Do you know why the nurse takes your blood pressure (BP) every time you come for a consultation? Simple reason – because high blood pressure (Hypertension) can lead to many severe illnesses, not just heart problems. So how do you keep your blood pressure under control?

As part of the routine in most good hospitals and clinics is the measurement of your blood pressure. You should get this done at least twice a year. Rising or elevated readings do mean you should get medical advice.

I get my own BP checked regularly and the other day I was in the clinics and got the nurse to take my BP. It was 158/87. Too high. However, about 30 minutes later I had my BP checked again. This time 147/76. Much better, but still marginally up. How could this be? To complicate the matters even more, I had my BP checked this week. Result 120/65. Now, were all the machines wrong? Or were the nurses recording the pressure incorrectly? Simple answer – Just as one swallow doesn’t make a summer, one elevated reading does not necessarily mean hypertension.

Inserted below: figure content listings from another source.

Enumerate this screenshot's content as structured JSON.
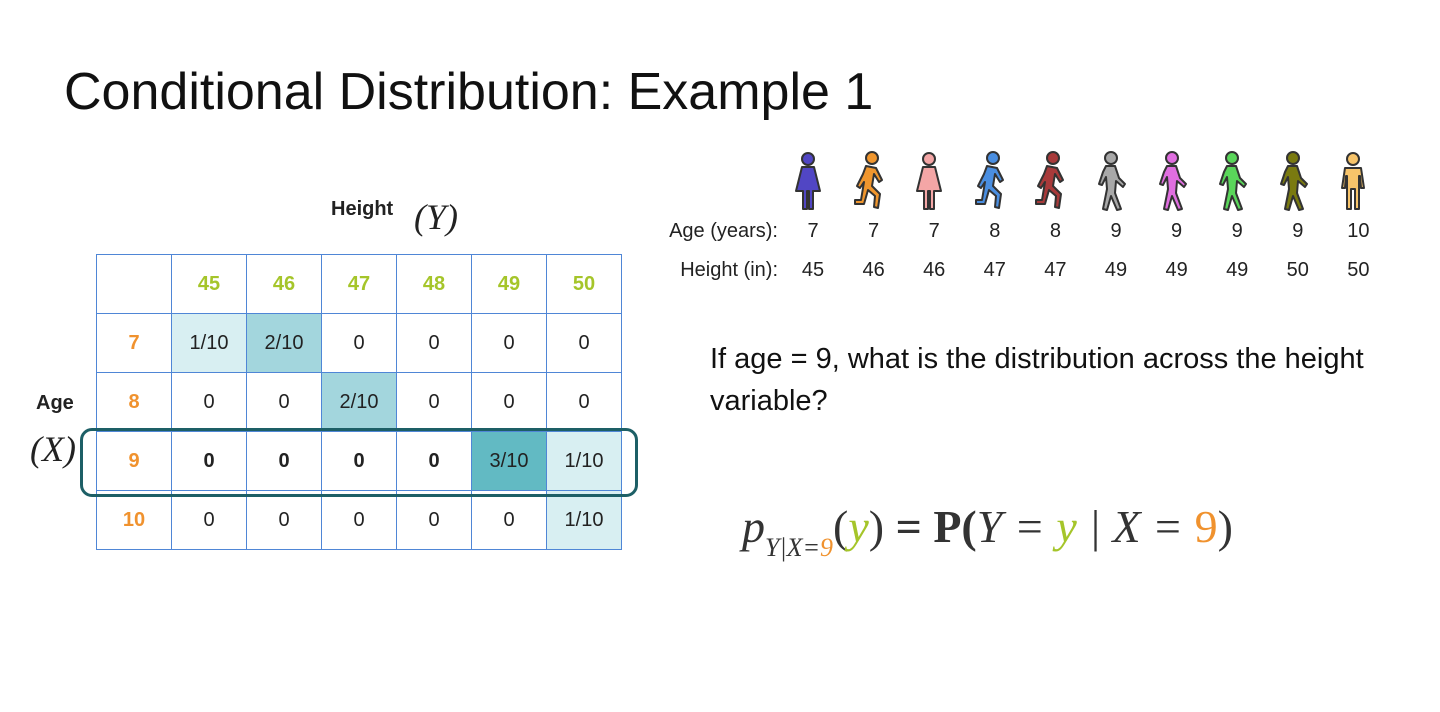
{
  "slide": {
    "title": "Conditional Distribution: Example 1",
    "height_label": "Height",
    "height_var": "(Y)",
    "age_label": "Age",
    "age_var": "(X)"
  },
  "colors": {
    "height_values": "#a5c52a",
    "age_values": "#f0922e",
    "highlight_border": "#1d5f66",
    "grid": "#4f86d6",
    "shade_light": "#d8eff2",
    "shade_mid": "#a3d6dd",
    "shade_dark": "#62bac3"
  },
  "table": {
    "column_headers": [
      "45",
      "46",
      "47",
      "48",
      "49",
      "50"
    ],
    "rows": [
      {
        "age": "7",
        "cells": [
          "1/10",
          "2/10",
          "0",
          "0",
          "0",
          "0"
        ]
      },
      {
        "age": "8",
        "cells": [
          "0",
          "0",
          "2/10",
          "0",
          "0",
          "0"
        ]
      },
      {
        "age": "9",
        "cells": [
          "0",
          "0",
          "0",
          "0",
          "3/10",
          "1/10"
        ],
        "highlighted": true
      },
      {
        "age": "10",
        "cells": [
          "0",
          "0",
          "0",
          "0",
          "0",
          "1/10"
        ]
      }
    ]
  },
  "people": {
    "icons": [
      {
        "icon": "woman-standing-icon",
        "color": "#5146c4"
      },
      {
        "icon": "person-running-icon",
        "color": "#f0962e"
      },
      {
        "icon": "woman-standing-icon",
        "color": "#f4a6a6"
      },
      {
        "icon": "person-running-icon",
        "color": "#4a8ee0"
      },
      {
        "icon": "person-running-icon",
        "color": "#a83a3a"
      },
      {
        "icon": "person-walking-icon",
        "color": "#a8a8a8"
      },
      {
        "icon": "person-walking-icon",
        "color": "#e06ee0"
      },
      {
        "icon": "person-walking-icon",
        "color": "#5ad65a"
      },
      {
        "icon": "person-walking-icon",
        "color": "#7a7a10"
      },
      {
        "icon": "man-standing-icon",
        "color": "#f7c46a"
      }
    ],
    "age_label": "Age (years):",
    "ages": [
      "7",
      "7",
      "7",
      "8",
      "8",
      "9",
      "9",
      "9",
      "9",
      "10"
    ],
    "height_label": "Height (in):",
    "heights": [
      "45",
      "46",
      "46",
      "47",
      "47",
      "49",
      "49",
      "49",
      "50",
      "50"
    ]
  },
  "question": "If age = 9, what is the distribution across the height variable?",
  "formula": {
    "p": "p",
    "subscript_a": "Y|X=",
    "subscript_9": "9",
    "open": "(",
    "y": "y",
    "close": ")",
    "equals_P": " = P(",
    "Y_eq": "Y = ",
    "y2": "y",
    "given": " | X = ",
    "nine": "9",
    "end": ")"
  }
}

So why is BP important? Because if you don’t you don’t have any BP you are definitely dead! However, if your BP is too high, it can mean you could be claiming early on your life insurance policy – or your relatives will, on your behalf.

High BP is otherwise known as the “silent killer” as there are very few symptoms of the increase in blood pressure, until a vessel bursts somewhere, generally catastrophically! The good thing is you are dead within minutes, so you won’t linger.

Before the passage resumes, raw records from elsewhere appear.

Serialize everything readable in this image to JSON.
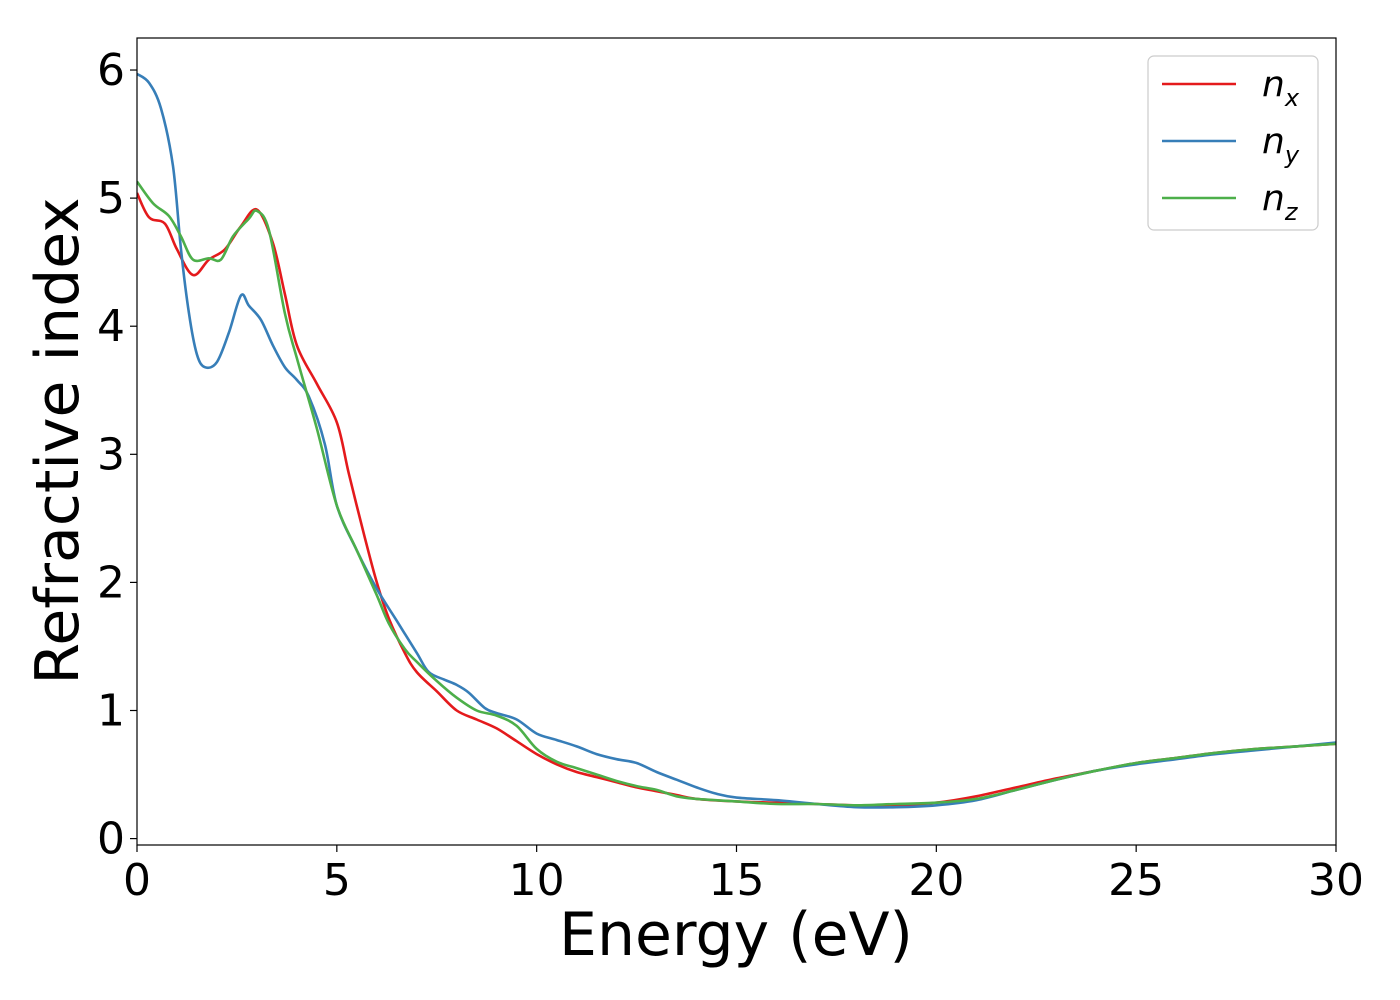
{
  "chart_data": {
    "type": "line",
    "xlabel": "Energy (eV)",
    "ylabel": "Refractive index",
    "xlim": [
      0,
      30
    ],
    "ylim": [
      -0.05,
      6.25
    ],
    "xticks": [
      0,
      5,
      10,
      15,
      20,
      25,
      30
    ],
    "yticks": [
      0,
      1,
      2,
      3,
      4,
      5,
      6
    ],
    "grid": false,
    "legend_position": "top-right",
    "series": [
      {
        "name": "n_x",
        "label_main": "n",
        "label_sub": "x",
        "color": "#e41a1c",
        "points": [
          [
            0,
            5.04
          ],
          [
            0.3,
            4.85
          ],
          [
            0.7,
            4.8
          ],
          [
            1.0,
            4.6
          ],
          [
            1.4,
            4.4
          ],
          [
            1.8,
            4.52
          ],
          [
            2.2,
            4.6
          ],
          [
            2.6,
            4.78
          ],
          [
            3.0,
            4.91
          ],
          [
            3.4,
            4.65
          ],
          [
            3.7,
            4.25
          ],
          [
            4.0,
            3.85
          ],
          [
            4.5,
            3.55
          ],
          [
            5.0,
            3.25
          ],
          [
            5.3,
            2.85
          ],
          [
            5.7,
            2.35
          ],
          [
            6.0,
            2.0
          ],
          [
            6.3,
            1.72
          ],
          [
            6.7,
            1.45
          ],
          [
            7.0,
            1.3
          ],
          [
            7.5,
            1.15
          ],
          [
            8.0,
            1.0
          ],
          [
            8.5,
            0.93
          ],
          [
            9.0,
            0.86
          ],
          [
            9.5,
            0.76
          ],
          [
            10.0,
            0.66
          ],
          [
            10.5,
            0.58
          ],
          [
            11.0,
            0.52
          ],
          [
            11.5,
            0.48
          ],
          [
            12.0,
            0.44
          ],
          [
            12.5,
            0.4
          ],
          [
            13.0,
            0.37
          ],
          [
            13.5,
            0.34
          ],
          [
            14.0,
            0.31
          ],
          [
            15.0,
            0.29
          ],
          [
            16.0,
            0.28
          ],
          [
            17.0,
            0.27
          ],
          [
            18.0,
            0.26
          ],
          [
            19.0,
            0.26
          ],
          [
            20.0,
            0.28
          ],
          [
            21.0,
            0.33
          ],
          [
            22.0,
            0.4
          ],
          [
            23.0,
            0.47
          ],
          [
            24.0,
            0.53
          ],
          [
            25.0,
            0.59
          ],
          [
            26.0,
            0.63
          ],
          [
            27.0,
            0.67
          ],
          [
            28.0,
            0.7
          ],
          [
            29.0,
            0.72
          ],
          [
            30.0,
            0.74
          ]
        ]
      },
      {
        "name": "n_y",
        "label_main": "n",
        "label_sub": "y",
        "color": "#377eb8",
        "points": [
          [
            0,
            5.97
          ],
          [
            0.3,
            5.9
          ],
          [
            0.6,
            5.7
          ],
          [
            0.9,
            5.25
          ],
          [
            1.1,
            4.6
          ],
          [
            1.3,
            4.1
          ],
          [
            1.5,
            3.78
          ],
          [
            1.7,
            3.68
          ],
          [
            2.0,
            3.72
          ],
          [
            2.3,
            3.95
          ],
          [
            2.6,
            4.24
          ],
          [
            2.8,
            4.16
          ],
          [
            3.1,
            4.05
          ],
          [
            3.4,
            3.85
          ],
          [
            3.7,
            3.68
          ],
          [
            4.0,
            3.58
          ],
          [
            4.3,
            3.45
          ],
          [
            4.7,
            3.08
          ],
          [
            5.0,
            2.6
          ],
          [
            5.5,
            2.25
          ],
          [
            6.0,
            1.95
          ],
          [
            6.5,
            1.7
          ],
          [
            7.0,
            1.45
          ],
          [
            7.3,
            1.3
          ],
          [
            7.7,
            1.24
          ],
          [
            8.0,
            1.2
          ],
          [
            8.3,
            1.14
          ],
          [
            8.7,
            1.02
          ],
          [
            9.0,
            0.98
          ],
          [
            9.5,
            0.93
          ],
          [
            10.0,
            0.82
          ],
          [
            10.5,
            0.77
          ],
          [
            11.0,
            0.72
          ],
          [
            11.5,
            0.66
          ],
          [
            12.0,
            0.62
          ],
          [
            12.5,
            0.59
          ],
          [
            13.0,
            0.52
          ],
          [
            13.5,
            0.46
          ],
          [
            14.0,
            0.4
          ],
          [
            14.5,
            0.35
          ],
          [
            15.0,
            0.32
          ],
          [
            16.0,
            0.3
          ],
          [
            17.0,
            0.27
          ],
          [
            18.0,
            0.245
          ],
          [
            19.0,
            0.245
          ],
          [
            20.0,
            0.26
          ],
          [
            21.0,
            0.3
          ],
          [
            22.0,
            0.38
          ],
          [
            23.0,
            0.46
          ],
          [
            24.0,
            0.53
          ],
          [
            25.0,
            0.58
          ],
          [
            26.0,
            0.62
          ],
          [
            27.0,
            0.66
          ],
          [
            28.0,
            0.69
          ],
          [
            29.0,
            0.72
          ],
          [
            30.0,
            0.75
          ]
        ]
      },
      {
        "name": "n_z",
        "label_main": "n",
        "label_sub": "z",
        "color": "#4daf4a",
        "points": [
          [
            0,
            5.13
          ],
          [
            0.4,
            4.96
          ],
          [
            0.8,
            4.86
          ],
          [
            1.1,
            4.7
          ],
          [
            1.4,
            4.52
          ],
          [
            1.8,
            4.53
          ],
          [
            2.1,
            4.52
          ],
          [
            2.4,
            4.7
          ],
          [
            2.8,
            4.84
          ],
          [
            3.0,
            4.9
          ],
          [
            3.3,
            4.75
          ],
          [
            3.7,
            4.1
          ],
          [
            4.0,
            3.75
          ],
          [
            4.5,
            3.2
          ],
          [
            5.0,
            2.6
          ],
          [
            5.5,
            2.25
          ],
          [
            6.0,
            1.9
          ],
          [
            6.3,
            1.68
          ],
          [
            6.7,
            1.48
          ],
          [
            7.0,
            1.38
          ],
          [
            7.5,
            1.23
          ],
          [
            8.0,
            1.1
          ],
          [
            8.5,
            1.0
          ],
          [
            9.0,
            0.96
          ],
          [
            9.5,
            0.88
          ],
          [
            10.0,
            0.7
          ],
          [
            10.5,
            0.6
          ],
          [
            11.0,
            0.55
          ],
          [
            11.5,
            0.5
          ],
          [
            12.0,
            0.45
          ],
          [
            12.5,
            0.41
          ],
          [
            13.0,
            0.38
          ],
          [
            13.5,
            0.33
          ],
          [
            14.0,
            0.31
          ],
          [
            15.0,
            0.29
          ],
          [
            16.0,
            0.27
          ],
          [
            17.0,
            0.27
          ],
          [
            18.0,
            0.26
          ],
          [
            19.0,
            0.27
          ],
          [
            20.0,
            0.28
          ],
          [
            21.0,
            0.31
          ],
          [
            22.0,
            0.38
          ],
          [
            23.0,
            0.46
          ],
          [
            24.0,
            0.53
          ],
          [
            25.0,
            0.59
          ],
          [
            26.0,
            0.63
          ],
          [
            27.0,
            0.67
          ],
          [
            28.0,
            0.7
          ],
          [
            29.0,
            0.72
          ],
          [
            30.0,
            0.74
          ]
        ]
      }
    ]
  }
}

Why is it important? Blood is needed to keep all the organs of the body supplied with oxygen. This is done by the red blood cells which carry the oxygen, with the pump to drive the system being the heart. The tubes from the heart heading outbound are the arteries, and those returning the blood to the heart are the veins.

This heart-arteries-veins-heart system is a “closed” circuit. In other words, no leaks, otherwise you would be continually losing the life-preserving blood, but to make it go around, there has to be a pumping pressure.

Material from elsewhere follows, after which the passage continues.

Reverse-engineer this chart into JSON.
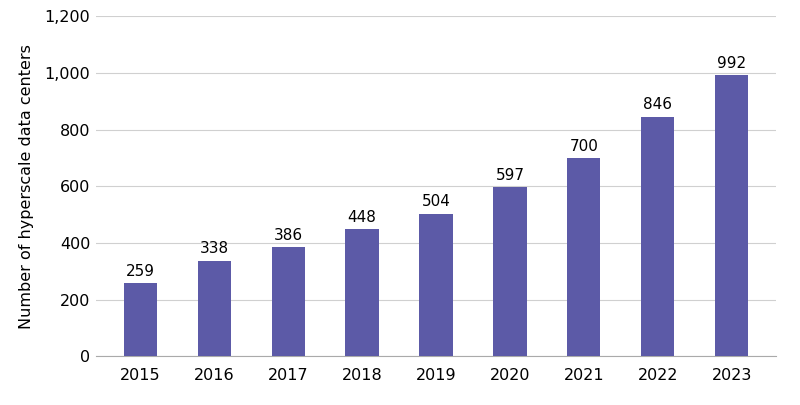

The heart squeezes the blood inside itself and pumps it out into the arteries. This squeezing pressure is called the Systolic, and is the upper number quoted when we measure your blood pressure. For example systolic 120 over 70.

After the squeeze, the heart relaxes to allow the blood to fill the chamber, ready for the next squeeze. The pressure does not return to zero, because there has to be some pressure to refill the chamber. This resting or ambient pressure is the lower number quoted and is called the Diastolic. BP is then typically quoted as 120/70, being 120 (systolic) over 70 (diastolic). The actual pressure number is measured in a millimeters of mercury scale.

So what is the correct BP? The following table shows the categories of BP measurements.

Optimal: less than 120/80

Normal: less than 130/80

High-normal: 130–139/85–89

High blood pressure (true hypertension):

Stage 1: 140–159/90–99

Stage 2: 160–179/100–109

Stage 3: 180 or higher/110 or higher

The problem with running at high pressure is that the heart is having to work harder, and therefore may be subject to premature heart failure. The arteries are also subjected to higher pressures than they were designed to cope with and can burst, making the risk of stroke so much higher. Other organs don’t like working at the high pressures either, and kidneys in particular, can go into failure mode.

No, if you really have hypertension, get it treated – but remember to have repeated measurements done, and don’t let a doctor classify you as being “hypertensive” on one BP reading, until repeated measurements confirm the high level to show that your BP is too high.

There is a good reason for this as well as the straight out medical one. If your BP is (consistently) too high, your friendly insurance man will decline insuring you because you are “hypertensive”. Don’t let them do that on one reading outside their “limits”.